Brendan Mannix, a 28-year-old openly gay police officer in San Francisco, is suing the city over alleged discrimination and harassment based on his sexuality.
The lawsuit, available on the County of San Francisco’s case query, was filed on August 16 and details the allegations of “severe and pervasive harassment.” The suit focuses primarily on the actions of Sergeants Patrick Tobin and Lawrence McDevitt.
Mannix graduated at the top of his class from the San Francisco Police Academy in 2015, and in 2016 was transferred to Central Station.
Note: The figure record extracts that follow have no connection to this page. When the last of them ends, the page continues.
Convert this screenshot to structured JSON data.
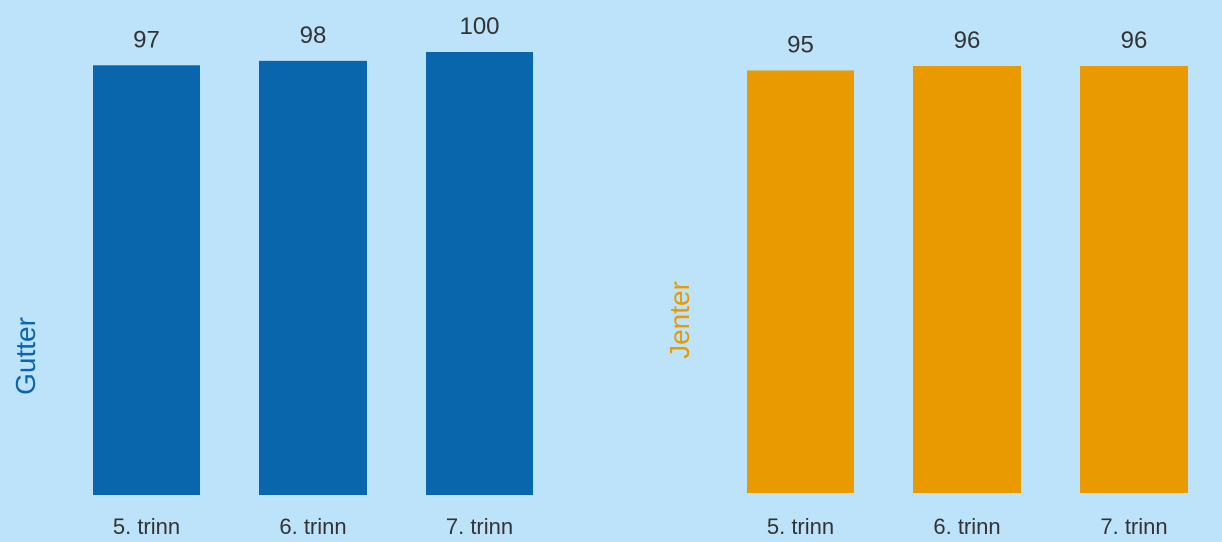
{
  "chart_data": [
    {
      "type": "bar",
      "ylabel": "Gutter",
      "categories": [
        "5. trinn",
        "6. trinn",
        "7. trinn"
      ],
      "values": [
        97,
        98,
        100
      ],
      "ylim": [
        0,
        100
      ],
      "color": "#0966ad",
      "label_color": "#0966ad",
      "grid": false
    },
    {
      "type": "bar",
      "ylabel": "Jenter",
      "categories": [
        "5. trinn",
        "6. trinn",
        "7. trinn"
      ],
      "values": [
        95,
        96,
        96
      ],
      "ylim": [
        0,
        96
      ],
      "color": "#e89a00",
      "label_color": "#e89a00",
      "grid": false
    }
  ]
}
There he quickly noticed an “Old Boys’ Club” atmosphere where anyone not fitting a “straight, cisgender, white, and male” mold was targeted, the suit says.
The sergeants allegedly made frequent verbal comments about Mannix’s sexual orientation and masculinity, including calling him a “queen.” The two also mocked Mannix’s physical appearance with comments like, “How much do you weigh? One hundred pounds soaking wet?” the suit says.
The alleged discrimination included different treatment at work, as the suit claims that unlike other officers, Mannix was frequently given tasks that would require hours to complete just before the end of his shift.
Mannix allegedly attempted to confront the sergeants and asked them to stop the harassment. “In response,” the suit says, “Sergeants Tobin and McDevitt turned to each other, smiled, and then broke into laughter as they mocked Mr. Mannix and mimicked his statements.”
The alleged hostility progressed to a point that endangered Mannix’s safety. He noticed his radio calls going unanswered, including an urgent call for back-up when apprehending a potentially-armed suspect of a robbery, the suit says.
When Mannix confronted Sergeant Tobin seated at his desk for the lack of back-up, Tobin responded with, “Jesus, don’t be such a queen!” according to the suit.
In another alleged incident, Sergeant Tobin made open derogatory comments about transgender people, saying how in the past, “The police would ‘round up’ all of the ‘trannies.’”
The suit claims Mannix’s health suffered as a result of the hostile environment, with emotional distress and psychological harm resulting in insomnia, anxiety, and depression, among others. Mannix took a three-month leave beginning May 1, 2017 to “maintain his mental health” and “recuperate and explore alternative career options,” the suit says.
When he returned from leave Mannix filed an official complaint. The sergeant documenting the case, however, was “dismissive,” and ended up omitting many of Mannix’s allegations, according to the lawsuit. The complaint was found against Mannix and closed.
The Police Department said it could not comment on the pending lawsuit, but spokesman David Sevenson told the San Francisco Chronicleit takes “allegations of discrimination and officer misconduct seriously and will thoroughly investigate all complaints.”
A spokesman for the city attorney’s office told the San Francisco Chronicle, “The city of San Francisco, including the Police Department, has been a leader on LGBT rights for decades and remains committed to providing a safe and respectful work environment for all.”
Mannix is still employed as a San Francisco police officer.